L’Assemblée nationale a discuté la semaine dernière d’une proposition de loi visant à démocratiser le sport en France. Madame la ministre, Laura Flessel, votre prédécesseure, nous parlait déjà de ce texte en 2017. Il est donc heureux qu’il arrive enfin. Toutefois, je me joins à la colère de ma collègue Marie-George Buffet qui, me semble-t-il, a une certaine légitimité en matière sportive.
Comment démocratiser le sport sans avancer sur le dossier de la régulation du monde professionnel, qui tout à la fois apporte les moyens nécessaires au monde amateur, mais capte une part non négligeable des ressources publiques ?
Comment démocratiser le sport sans s’atteler à la question de l’engagement de l’État dans la pratique sportive, alors même que votre ministère ne représente que 0,14 % du budget de l’État ?
Comment démocratiser le sport sans évoquer la question du sport scolaire, qui constitue un outil essentiel à l’épanouissement des enfants comme une porte d’entrée à la pratique licenciée ?
Comment, enfin, démocratiser le sport sans s’atteler à tous les freins à la pratique, notamment économiques ?
En cette période de crise, les sports amateurs et professionnels ressemblent de plus en plus à un champ de ruines.
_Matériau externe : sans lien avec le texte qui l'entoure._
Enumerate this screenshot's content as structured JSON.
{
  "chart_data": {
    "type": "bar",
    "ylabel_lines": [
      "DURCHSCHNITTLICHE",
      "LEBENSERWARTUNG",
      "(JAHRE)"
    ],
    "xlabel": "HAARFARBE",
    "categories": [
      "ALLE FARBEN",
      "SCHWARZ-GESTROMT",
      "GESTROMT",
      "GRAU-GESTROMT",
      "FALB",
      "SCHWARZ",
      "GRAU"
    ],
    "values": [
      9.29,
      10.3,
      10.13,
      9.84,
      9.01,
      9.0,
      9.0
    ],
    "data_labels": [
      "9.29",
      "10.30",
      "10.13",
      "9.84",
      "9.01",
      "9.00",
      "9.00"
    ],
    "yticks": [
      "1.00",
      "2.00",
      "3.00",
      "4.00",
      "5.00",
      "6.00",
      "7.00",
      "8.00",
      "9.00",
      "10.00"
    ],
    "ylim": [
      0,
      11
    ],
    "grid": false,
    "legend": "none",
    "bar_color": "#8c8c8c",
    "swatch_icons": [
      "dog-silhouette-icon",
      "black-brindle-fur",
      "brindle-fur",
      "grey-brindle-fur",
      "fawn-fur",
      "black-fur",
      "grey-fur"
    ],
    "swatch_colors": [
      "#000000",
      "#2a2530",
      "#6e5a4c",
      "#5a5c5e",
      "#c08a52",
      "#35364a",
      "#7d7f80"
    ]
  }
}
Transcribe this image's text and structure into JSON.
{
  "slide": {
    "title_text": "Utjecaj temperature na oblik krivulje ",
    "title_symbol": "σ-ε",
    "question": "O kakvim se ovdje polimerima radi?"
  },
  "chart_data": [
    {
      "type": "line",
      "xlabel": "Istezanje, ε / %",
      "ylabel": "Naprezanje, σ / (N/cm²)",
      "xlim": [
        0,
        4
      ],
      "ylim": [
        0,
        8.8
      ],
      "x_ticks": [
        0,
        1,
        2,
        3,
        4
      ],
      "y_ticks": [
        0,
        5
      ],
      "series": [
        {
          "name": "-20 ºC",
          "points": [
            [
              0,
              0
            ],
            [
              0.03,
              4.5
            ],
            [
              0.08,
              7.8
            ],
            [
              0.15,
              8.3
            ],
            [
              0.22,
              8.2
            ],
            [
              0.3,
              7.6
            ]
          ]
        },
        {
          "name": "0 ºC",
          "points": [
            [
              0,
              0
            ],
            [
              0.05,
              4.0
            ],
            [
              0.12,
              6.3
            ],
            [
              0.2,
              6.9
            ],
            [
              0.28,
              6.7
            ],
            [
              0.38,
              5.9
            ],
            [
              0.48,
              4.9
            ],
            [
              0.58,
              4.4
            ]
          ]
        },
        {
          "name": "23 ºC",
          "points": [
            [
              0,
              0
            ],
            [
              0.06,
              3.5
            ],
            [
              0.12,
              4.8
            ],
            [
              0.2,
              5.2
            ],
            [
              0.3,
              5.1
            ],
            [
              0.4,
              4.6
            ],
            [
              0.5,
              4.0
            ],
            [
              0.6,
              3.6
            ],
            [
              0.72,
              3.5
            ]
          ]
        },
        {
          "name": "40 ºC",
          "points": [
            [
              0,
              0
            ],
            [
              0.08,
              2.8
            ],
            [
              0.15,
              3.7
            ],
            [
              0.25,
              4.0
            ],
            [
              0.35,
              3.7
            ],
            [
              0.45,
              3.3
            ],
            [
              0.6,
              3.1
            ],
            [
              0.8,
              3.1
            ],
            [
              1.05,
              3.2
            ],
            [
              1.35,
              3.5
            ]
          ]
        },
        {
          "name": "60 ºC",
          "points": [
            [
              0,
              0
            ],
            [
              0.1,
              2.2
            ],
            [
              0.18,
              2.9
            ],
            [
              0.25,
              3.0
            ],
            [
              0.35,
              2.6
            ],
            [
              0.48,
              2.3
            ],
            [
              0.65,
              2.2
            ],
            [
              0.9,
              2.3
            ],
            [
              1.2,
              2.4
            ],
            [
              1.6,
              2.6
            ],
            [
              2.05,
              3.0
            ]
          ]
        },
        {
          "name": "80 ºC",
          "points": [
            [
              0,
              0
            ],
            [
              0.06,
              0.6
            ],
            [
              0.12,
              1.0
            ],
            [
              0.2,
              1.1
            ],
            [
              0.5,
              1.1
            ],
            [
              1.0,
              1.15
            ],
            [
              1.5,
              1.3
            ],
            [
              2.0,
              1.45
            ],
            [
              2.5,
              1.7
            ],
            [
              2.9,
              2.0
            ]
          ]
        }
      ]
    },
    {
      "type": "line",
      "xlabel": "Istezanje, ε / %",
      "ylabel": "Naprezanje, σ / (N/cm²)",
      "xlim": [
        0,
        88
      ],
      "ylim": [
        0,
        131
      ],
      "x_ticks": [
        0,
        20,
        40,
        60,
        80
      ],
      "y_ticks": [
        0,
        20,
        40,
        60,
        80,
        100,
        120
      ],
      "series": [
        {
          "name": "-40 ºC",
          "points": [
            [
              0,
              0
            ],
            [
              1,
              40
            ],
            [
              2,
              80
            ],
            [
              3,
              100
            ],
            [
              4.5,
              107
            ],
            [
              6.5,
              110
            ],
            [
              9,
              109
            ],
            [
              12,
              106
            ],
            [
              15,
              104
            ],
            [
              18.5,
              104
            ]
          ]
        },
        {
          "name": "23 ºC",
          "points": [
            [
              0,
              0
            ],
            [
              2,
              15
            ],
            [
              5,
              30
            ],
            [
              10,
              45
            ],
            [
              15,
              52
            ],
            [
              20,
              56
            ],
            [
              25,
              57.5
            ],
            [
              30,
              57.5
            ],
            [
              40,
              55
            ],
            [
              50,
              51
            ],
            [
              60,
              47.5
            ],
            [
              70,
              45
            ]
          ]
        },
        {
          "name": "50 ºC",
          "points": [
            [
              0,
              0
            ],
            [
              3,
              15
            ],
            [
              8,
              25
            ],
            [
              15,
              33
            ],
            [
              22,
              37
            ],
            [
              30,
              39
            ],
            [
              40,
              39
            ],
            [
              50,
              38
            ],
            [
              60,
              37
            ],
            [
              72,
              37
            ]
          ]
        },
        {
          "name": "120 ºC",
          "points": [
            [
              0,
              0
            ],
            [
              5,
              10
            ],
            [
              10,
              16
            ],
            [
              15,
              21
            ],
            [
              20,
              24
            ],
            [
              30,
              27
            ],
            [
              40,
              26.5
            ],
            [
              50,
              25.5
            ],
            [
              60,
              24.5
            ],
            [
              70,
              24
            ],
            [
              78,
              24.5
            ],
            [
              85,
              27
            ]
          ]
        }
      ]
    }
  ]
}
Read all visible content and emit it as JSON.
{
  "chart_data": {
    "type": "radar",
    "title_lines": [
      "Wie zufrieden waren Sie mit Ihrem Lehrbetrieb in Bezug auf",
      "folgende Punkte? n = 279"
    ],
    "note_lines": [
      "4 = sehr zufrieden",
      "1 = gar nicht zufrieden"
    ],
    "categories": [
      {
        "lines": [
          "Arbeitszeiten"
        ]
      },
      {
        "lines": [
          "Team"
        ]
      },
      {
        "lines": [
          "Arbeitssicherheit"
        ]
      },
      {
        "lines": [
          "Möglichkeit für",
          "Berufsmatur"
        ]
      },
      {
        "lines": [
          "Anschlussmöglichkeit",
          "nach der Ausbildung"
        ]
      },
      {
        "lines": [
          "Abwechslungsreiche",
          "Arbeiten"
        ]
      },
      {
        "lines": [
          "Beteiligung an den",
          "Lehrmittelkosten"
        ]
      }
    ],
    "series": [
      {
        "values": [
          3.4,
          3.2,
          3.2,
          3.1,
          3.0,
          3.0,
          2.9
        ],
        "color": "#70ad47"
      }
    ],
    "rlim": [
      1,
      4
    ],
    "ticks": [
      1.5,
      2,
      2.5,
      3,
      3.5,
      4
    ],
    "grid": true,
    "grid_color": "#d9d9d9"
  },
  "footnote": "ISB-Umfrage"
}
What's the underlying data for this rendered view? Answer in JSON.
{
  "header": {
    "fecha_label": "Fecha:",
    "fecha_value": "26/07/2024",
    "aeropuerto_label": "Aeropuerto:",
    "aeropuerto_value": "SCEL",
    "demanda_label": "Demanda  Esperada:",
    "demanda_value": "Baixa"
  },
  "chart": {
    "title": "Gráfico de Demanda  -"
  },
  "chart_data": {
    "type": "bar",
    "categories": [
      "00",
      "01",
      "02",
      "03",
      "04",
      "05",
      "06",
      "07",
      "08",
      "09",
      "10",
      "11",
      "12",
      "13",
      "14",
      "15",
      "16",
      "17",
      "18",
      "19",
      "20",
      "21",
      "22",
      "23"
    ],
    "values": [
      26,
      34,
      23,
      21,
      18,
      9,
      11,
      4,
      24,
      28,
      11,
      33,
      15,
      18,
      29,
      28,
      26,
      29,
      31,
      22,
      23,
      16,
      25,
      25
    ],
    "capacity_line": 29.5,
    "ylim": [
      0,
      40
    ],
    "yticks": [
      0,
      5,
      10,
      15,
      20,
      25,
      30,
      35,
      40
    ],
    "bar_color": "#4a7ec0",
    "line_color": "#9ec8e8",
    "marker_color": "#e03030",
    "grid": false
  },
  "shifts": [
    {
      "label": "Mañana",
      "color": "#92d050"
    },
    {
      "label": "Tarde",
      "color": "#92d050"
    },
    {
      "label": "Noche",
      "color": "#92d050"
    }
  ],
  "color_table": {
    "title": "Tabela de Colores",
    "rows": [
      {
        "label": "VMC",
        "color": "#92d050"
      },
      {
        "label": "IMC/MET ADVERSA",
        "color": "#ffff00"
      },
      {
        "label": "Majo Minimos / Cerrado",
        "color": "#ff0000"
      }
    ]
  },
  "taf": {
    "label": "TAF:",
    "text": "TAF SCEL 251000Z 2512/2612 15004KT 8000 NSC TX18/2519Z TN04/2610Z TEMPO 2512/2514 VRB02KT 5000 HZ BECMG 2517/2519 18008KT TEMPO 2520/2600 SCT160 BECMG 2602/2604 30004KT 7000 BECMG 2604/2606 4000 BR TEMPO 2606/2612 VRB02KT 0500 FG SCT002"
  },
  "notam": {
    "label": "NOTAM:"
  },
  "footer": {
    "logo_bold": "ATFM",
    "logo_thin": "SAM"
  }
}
Si la situation est catastrophique, elle offre aussi l’opportunité de repartir sur de bonnes bases.
Ce débat, qui préfigure d’une certaine manière la discussion sénatoriale sur la proposition de loi de Céline Calvez, doit être l’occasion de proposer des solutions pour un avenir sportif populaire et accessible à toutes et tous. Je sais que, sur toutes les travées de cet hémicycle, se trouvent des amatrices et des amateurs de sport qui auront à cœur de faire vivre les valeurs sportives.